No new onset bleeding complication attributable to RCA was observed. In terms of metabolic complications, hypernatremia (5.4%, n = 7) and metabolic alkalosis (8.5%, n = 11) were common in all patients. The incidence of hypernatremia was comparable between groups (6.1% in the fixd group vs 4.7% in the titrated group, p = 0.667), while the incidence of metabolic alkalosis was higher in the titrated group (14.1% vs 3.0%, p = 0.024). However, all patients had normalization of serum bicarbonate levels after reducing or discontinuation of alkali infusion. The s-iCa levels (mmol/L) were relatively stable and there was no difference between groups (1.02 ± 0.17 in the fixed group vs. 1.04 ± 0.14 in the titrated group, p = 0.299). Aside from those who presented with hypocalcemia before CVVH, only two patients (one in each group, p = 0.983) presented with asymptomatic hypocalcemia. Moreover, six patients (3 cases in each group, p = 0.969) were suspected of CA, and three of them died from refractory shock, the remaining patients were corrected after decreasing the dose of citrate infusion.
The cumbersome program and the shortage of commercial solution hindered the regular application of RCA. In this study, we presented a new protocol using fixed circuit citrate concentration combined with modified algorithm for calcium and buffer supplement, and demonstrated that it improved the circuit lifespan and the convenience while maintaining a similar safety, when compared with the titrated protocol. Using only commercial preparations may contribute to its widespread application.

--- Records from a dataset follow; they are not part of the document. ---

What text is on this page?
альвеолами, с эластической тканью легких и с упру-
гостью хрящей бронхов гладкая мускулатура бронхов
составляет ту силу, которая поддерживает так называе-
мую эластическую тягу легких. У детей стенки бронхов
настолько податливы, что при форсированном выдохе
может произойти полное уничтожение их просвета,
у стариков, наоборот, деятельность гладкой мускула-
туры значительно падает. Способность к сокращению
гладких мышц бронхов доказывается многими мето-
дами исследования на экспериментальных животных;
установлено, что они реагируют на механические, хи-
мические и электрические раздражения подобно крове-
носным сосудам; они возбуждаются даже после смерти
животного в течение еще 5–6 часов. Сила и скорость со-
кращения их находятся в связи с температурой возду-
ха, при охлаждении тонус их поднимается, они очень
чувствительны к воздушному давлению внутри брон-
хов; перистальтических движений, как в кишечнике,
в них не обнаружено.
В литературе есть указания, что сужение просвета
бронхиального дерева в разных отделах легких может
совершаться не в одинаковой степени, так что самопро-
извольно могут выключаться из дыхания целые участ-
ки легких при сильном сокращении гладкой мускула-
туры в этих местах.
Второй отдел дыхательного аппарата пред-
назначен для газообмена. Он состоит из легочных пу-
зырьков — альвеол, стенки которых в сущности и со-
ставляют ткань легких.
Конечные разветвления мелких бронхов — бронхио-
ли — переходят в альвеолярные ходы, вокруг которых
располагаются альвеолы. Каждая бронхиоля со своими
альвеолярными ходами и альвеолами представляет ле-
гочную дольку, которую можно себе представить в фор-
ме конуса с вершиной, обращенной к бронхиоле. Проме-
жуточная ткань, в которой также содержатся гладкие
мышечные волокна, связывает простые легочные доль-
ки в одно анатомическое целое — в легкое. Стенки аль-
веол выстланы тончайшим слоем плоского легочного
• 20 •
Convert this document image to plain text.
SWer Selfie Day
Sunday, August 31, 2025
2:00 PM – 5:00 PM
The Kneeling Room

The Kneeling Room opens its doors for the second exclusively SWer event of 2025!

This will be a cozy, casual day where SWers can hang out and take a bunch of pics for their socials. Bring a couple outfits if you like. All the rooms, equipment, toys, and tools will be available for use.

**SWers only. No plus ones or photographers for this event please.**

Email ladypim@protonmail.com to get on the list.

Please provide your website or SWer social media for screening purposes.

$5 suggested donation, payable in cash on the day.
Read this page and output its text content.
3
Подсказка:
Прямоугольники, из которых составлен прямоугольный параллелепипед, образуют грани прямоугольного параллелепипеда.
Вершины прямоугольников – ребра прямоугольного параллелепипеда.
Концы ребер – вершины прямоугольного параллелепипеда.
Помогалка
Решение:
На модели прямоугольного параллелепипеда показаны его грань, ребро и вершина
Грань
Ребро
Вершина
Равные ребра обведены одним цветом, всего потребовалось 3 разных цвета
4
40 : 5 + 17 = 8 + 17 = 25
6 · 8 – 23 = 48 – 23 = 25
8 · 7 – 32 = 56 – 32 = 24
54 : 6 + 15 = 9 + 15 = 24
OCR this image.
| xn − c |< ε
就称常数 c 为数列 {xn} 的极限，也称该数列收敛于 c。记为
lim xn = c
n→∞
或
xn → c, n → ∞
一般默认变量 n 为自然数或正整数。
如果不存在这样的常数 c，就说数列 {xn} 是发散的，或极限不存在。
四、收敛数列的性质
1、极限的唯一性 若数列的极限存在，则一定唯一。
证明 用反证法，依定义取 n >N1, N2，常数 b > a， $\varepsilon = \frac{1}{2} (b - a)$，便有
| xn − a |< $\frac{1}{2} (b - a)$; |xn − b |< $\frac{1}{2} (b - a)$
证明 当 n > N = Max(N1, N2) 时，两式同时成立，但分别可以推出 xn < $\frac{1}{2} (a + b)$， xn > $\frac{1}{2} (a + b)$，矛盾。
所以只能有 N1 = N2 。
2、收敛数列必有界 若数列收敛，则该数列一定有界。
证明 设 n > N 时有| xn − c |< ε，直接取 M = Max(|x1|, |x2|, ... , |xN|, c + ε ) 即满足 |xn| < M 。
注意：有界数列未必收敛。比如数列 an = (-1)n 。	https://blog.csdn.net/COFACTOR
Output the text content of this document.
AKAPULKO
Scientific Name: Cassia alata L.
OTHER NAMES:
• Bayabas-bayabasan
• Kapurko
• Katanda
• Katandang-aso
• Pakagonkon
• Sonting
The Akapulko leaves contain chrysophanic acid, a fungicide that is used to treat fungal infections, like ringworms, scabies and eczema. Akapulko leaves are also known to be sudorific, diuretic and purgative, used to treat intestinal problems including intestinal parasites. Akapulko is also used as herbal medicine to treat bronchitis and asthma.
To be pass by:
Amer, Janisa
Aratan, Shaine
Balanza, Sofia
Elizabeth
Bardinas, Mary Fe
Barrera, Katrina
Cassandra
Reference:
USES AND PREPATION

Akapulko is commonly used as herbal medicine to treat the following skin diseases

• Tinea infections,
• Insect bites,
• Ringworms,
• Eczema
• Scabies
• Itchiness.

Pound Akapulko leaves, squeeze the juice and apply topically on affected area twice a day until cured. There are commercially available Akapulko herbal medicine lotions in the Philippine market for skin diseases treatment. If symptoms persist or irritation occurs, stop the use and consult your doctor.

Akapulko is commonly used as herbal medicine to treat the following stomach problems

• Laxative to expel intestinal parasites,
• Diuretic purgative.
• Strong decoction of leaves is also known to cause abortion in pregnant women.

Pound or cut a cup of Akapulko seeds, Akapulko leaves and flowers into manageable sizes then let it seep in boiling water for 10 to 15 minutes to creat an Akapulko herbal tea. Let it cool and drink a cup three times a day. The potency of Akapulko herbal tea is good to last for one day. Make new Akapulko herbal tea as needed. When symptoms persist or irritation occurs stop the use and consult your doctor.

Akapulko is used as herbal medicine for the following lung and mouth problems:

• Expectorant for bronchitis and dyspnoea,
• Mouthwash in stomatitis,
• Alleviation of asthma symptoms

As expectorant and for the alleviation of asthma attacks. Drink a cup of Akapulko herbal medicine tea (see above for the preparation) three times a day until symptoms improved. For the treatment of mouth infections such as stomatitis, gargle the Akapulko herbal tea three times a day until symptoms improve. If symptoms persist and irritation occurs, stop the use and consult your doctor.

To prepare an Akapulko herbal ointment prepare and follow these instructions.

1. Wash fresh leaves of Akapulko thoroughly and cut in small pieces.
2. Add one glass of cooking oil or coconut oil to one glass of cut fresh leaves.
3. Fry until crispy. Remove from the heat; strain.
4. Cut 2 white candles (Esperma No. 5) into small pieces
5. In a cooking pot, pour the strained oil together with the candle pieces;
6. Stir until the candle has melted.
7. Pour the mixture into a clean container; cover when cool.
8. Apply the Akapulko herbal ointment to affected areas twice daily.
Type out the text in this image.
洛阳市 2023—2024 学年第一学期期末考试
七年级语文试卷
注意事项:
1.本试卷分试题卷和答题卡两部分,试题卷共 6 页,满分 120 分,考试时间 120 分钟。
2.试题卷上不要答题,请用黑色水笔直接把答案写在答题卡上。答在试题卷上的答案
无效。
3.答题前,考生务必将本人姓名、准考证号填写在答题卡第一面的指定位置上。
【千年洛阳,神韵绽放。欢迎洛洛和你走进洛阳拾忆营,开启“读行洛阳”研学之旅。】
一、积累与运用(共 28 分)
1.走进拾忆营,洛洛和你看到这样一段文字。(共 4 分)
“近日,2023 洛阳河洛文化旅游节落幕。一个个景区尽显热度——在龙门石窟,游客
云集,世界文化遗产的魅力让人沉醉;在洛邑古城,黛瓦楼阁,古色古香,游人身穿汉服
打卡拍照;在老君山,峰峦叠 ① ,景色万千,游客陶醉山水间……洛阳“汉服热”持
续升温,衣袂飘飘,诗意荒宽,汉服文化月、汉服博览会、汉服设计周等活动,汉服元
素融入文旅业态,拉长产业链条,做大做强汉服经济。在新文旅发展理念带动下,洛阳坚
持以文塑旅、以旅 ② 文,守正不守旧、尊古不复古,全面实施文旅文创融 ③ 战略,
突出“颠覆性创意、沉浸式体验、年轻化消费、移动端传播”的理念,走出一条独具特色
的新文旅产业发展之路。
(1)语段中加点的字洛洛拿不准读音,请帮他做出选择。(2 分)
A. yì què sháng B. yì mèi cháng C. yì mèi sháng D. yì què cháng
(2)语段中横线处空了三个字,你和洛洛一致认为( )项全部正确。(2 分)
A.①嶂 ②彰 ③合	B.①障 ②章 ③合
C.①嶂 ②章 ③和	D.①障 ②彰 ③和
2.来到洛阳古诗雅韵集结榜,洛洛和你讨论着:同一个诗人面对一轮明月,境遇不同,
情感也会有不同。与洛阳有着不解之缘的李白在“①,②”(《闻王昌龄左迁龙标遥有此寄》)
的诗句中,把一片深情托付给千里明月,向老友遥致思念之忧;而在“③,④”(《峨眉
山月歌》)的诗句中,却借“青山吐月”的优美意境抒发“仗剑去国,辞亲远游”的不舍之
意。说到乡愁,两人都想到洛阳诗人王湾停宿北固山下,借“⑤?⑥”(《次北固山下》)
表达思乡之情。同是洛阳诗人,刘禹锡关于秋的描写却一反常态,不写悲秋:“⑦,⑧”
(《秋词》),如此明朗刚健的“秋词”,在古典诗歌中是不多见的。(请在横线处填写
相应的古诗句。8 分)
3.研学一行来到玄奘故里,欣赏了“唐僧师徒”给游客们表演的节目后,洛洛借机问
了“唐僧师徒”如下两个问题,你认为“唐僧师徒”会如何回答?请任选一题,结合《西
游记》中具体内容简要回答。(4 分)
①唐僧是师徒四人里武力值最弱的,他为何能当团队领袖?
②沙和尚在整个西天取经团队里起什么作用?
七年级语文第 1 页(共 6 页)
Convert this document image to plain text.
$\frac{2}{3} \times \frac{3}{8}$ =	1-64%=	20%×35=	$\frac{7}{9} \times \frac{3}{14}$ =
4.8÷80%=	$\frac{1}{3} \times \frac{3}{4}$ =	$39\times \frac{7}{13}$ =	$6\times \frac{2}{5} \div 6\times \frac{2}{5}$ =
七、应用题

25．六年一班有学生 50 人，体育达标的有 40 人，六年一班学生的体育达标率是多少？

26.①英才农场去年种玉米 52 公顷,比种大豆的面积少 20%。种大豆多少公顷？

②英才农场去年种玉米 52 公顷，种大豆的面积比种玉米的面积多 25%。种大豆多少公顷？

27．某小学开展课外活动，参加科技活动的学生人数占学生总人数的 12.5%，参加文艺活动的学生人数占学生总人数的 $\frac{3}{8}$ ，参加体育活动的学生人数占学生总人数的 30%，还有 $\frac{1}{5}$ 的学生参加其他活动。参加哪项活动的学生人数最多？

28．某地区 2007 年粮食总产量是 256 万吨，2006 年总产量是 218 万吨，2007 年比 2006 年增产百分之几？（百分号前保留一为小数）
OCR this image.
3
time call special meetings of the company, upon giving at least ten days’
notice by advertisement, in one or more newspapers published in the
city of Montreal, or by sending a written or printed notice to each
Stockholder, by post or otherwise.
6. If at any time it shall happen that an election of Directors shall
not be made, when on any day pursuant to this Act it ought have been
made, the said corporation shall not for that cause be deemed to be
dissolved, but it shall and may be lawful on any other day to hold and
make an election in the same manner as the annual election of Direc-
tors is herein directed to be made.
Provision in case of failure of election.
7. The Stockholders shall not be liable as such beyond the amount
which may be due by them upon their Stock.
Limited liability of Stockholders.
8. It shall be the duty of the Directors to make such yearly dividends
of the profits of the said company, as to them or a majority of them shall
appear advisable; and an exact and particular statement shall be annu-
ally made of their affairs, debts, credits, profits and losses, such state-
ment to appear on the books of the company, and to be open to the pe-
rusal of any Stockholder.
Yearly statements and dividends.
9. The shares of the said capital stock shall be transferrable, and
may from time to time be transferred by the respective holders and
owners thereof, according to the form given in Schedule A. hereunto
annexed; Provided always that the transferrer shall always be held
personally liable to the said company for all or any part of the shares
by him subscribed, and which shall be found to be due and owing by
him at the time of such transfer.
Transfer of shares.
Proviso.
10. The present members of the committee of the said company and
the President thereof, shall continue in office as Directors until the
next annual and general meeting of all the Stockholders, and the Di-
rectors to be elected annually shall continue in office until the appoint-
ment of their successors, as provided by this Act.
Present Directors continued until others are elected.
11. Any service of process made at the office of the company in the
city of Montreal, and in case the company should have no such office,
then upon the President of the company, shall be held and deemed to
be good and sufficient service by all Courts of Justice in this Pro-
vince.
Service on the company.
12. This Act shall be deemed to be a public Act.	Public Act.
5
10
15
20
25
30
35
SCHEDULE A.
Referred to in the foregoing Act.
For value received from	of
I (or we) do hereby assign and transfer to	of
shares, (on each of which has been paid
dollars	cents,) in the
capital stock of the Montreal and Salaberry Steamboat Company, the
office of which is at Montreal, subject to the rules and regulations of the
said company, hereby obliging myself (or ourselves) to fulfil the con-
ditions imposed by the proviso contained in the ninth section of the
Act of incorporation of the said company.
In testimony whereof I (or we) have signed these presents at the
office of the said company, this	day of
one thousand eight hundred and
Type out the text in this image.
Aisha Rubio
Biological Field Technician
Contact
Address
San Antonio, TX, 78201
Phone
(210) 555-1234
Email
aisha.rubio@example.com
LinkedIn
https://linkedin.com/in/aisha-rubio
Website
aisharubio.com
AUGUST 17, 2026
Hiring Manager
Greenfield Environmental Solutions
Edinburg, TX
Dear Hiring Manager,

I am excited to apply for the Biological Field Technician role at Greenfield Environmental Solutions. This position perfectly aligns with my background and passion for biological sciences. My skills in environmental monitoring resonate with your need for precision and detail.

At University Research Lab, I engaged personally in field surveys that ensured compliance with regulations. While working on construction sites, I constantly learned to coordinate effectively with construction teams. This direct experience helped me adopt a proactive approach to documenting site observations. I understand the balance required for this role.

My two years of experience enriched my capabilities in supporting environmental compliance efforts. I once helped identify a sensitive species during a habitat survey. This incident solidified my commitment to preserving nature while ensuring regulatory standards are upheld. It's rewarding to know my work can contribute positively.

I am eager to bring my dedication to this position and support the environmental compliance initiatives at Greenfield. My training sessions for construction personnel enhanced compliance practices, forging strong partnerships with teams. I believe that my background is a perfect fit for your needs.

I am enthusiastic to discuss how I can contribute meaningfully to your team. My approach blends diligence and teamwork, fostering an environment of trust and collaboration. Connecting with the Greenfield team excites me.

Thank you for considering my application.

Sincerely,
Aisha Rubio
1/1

Our new protocol has different features from the reported constant citrate concentration schemes, which used either a fixed flow rate of blood and citrate-buffered solution [13,14,15,16] or a constant ratio between them [17,18,19,20]. The obvious disadvantages were not only that citrate- buffered solution was not generally commercially available, but also that the adjustment of flow rate was inflexible for the former, and the fixed relationship between citrate and blood flow was uncertain for the latter because RF rate varied with ultrafiltration flow and desired fluid removal [2, 5]. By contrast, the separate citric infusion overcame these shortcomings, as the anticoagulation effect was not coupled to solute control. Also, the programs published so far have required calcium-free solutions, and when calcium-containing solution as only option, the appropriate citrate concentration was not clear due to an increased citrate load and accumulation risk [3, 5, 14]. Therefore, the present study also explored this issue.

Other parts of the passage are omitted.